Review: 1945

‘1945’ hit the cinemas this Friday. It’s produced by C Kalyan.

The story is set in the backdrop of India’s freedom struggle way back in mid-1940s. Those are the final days of the Second World War. Adi (Rana Daggubati) is a follower of Netaji who joins a regiment led by a Telugu-speaking revolutionary leader (played by Sathyaraj).

In their attempt to teach the British a lesson, they face obstacles. Adi’s troubles are personal. He is in love with Vaishnavi (Regina Cassandra). Nasser plays Subbaiah, a loyalist who is at the beck and call of his British employers. 

This was supposed to be Rana Daggubati’s healthy follow-up to ‘Baahubali: The Conclusion’. Its scale is not big but it is not small either. Since the project got delayed after 2017, Rana eschewed it all together. His performance passes muster in the film. He doesn’t get to do incredible stunts. His chemistry with Regina Cassandra is average. Regina, who is seen as a traditional woman dreaming of getting married to the righteous male lead, is fine. 

The film has an understated performance from Sathyaraj. As for Nasser, he has a grey character. Saptagiri, as the hero’s friend, doesn’t elicit laughs.
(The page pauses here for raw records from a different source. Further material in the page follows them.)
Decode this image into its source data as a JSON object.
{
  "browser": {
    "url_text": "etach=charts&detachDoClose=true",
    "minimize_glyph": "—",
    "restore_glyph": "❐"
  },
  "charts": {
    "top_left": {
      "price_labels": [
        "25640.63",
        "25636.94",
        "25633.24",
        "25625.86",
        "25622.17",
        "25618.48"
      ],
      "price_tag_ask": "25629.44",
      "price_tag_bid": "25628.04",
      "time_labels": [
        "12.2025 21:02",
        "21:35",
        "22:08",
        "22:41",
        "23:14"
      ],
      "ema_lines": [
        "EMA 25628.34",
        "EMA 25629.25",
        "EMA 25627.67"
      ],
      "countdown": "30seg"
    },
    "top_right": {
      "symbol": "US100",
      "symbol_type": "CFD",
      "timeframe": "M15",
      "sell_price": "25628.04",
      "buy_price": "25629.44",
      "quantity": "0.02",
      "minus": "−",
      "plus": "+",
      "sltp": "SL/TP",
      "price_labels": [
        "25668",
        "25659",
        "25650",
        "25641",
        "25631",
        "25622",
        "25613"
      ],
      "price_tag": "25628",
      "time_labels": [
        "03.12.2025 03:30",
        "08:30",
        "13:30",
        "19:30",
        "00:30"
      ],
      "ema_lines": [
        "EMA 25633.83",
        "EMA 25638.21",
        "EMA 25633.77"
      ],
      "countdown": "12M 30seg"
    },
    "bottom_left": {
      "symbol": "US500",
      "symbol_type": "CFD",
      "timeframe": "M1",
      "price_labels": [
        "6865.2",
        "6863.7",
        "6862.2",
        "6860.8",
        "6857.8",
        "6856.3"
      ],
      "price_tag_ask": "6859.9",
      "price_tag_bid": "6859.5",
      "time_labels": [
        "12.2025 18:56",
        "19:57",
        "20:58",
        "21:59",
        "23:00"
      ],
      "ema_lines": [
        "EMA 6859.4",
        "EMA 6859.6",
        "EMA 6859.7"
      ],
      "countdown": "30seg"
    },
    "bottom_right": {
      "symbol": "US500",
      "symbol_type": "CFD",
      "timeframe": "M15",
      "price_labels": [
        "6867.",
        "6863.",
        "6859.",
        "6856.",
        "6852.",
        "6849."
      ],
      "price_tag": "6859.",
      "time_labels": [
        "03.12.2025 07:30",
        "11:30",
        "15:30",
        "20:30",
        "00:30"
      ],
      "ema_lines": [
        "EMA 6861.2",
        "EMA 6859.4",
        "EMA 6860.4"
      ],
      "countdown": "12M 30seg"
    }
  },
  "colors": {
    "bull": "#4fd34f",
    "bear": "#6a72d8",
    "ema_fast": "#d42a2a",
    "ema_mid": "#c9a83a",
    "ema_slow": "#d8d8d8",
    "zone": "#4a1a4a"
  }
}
The actors who have played the British officers/generals are routine. 

Technical Departments:
Yuvan Shankar Raja’s songs barely register. They are situational and the sound mixing is of low quality. Sathya Ponmar’s cinematography is not bad for a medium-budget film of this sort. It’s the VFX works (thankfully, VFX shots are few and far between) that are outrageously poor. 

First things first. ‘1945’ has been made by a team essentially drawn from the Tamil film industry. Barring Rana and Saptagiri, most of the artists seen in the film have worked mostly in Kollywood over the years. The aesthetics of the scenes sometimes reminds us of the production values in Tamil movies.

A positive is that ‘1945’ is not a loud film. It was designed otherwise. There is no screaming, shrieking and all. But this aesthetic becomes a negative feature in the case of action scenes, which feel like a whimper. The action scenes are hurried, lazy and rudimentary.

The film’s main feature is that it’s a period romantic drama before anything. The dynamics of the Adi-Vaishnavi relationship are hardly new. They mirror the age-old stories that are published in vernacular magazines. The lack of inventive lines makes the matters worse. 

You don’t buy into anything. Nasser’s grey character bores you after a point. Sathyaraj arrives and wades into oblivion, reappears and disappears. He makes no difference to our viewing experience.

‘1945’ is an avoidable film about a lazily-written love story that unfolds in the backdrop of INA’s struggle for India’s freedom.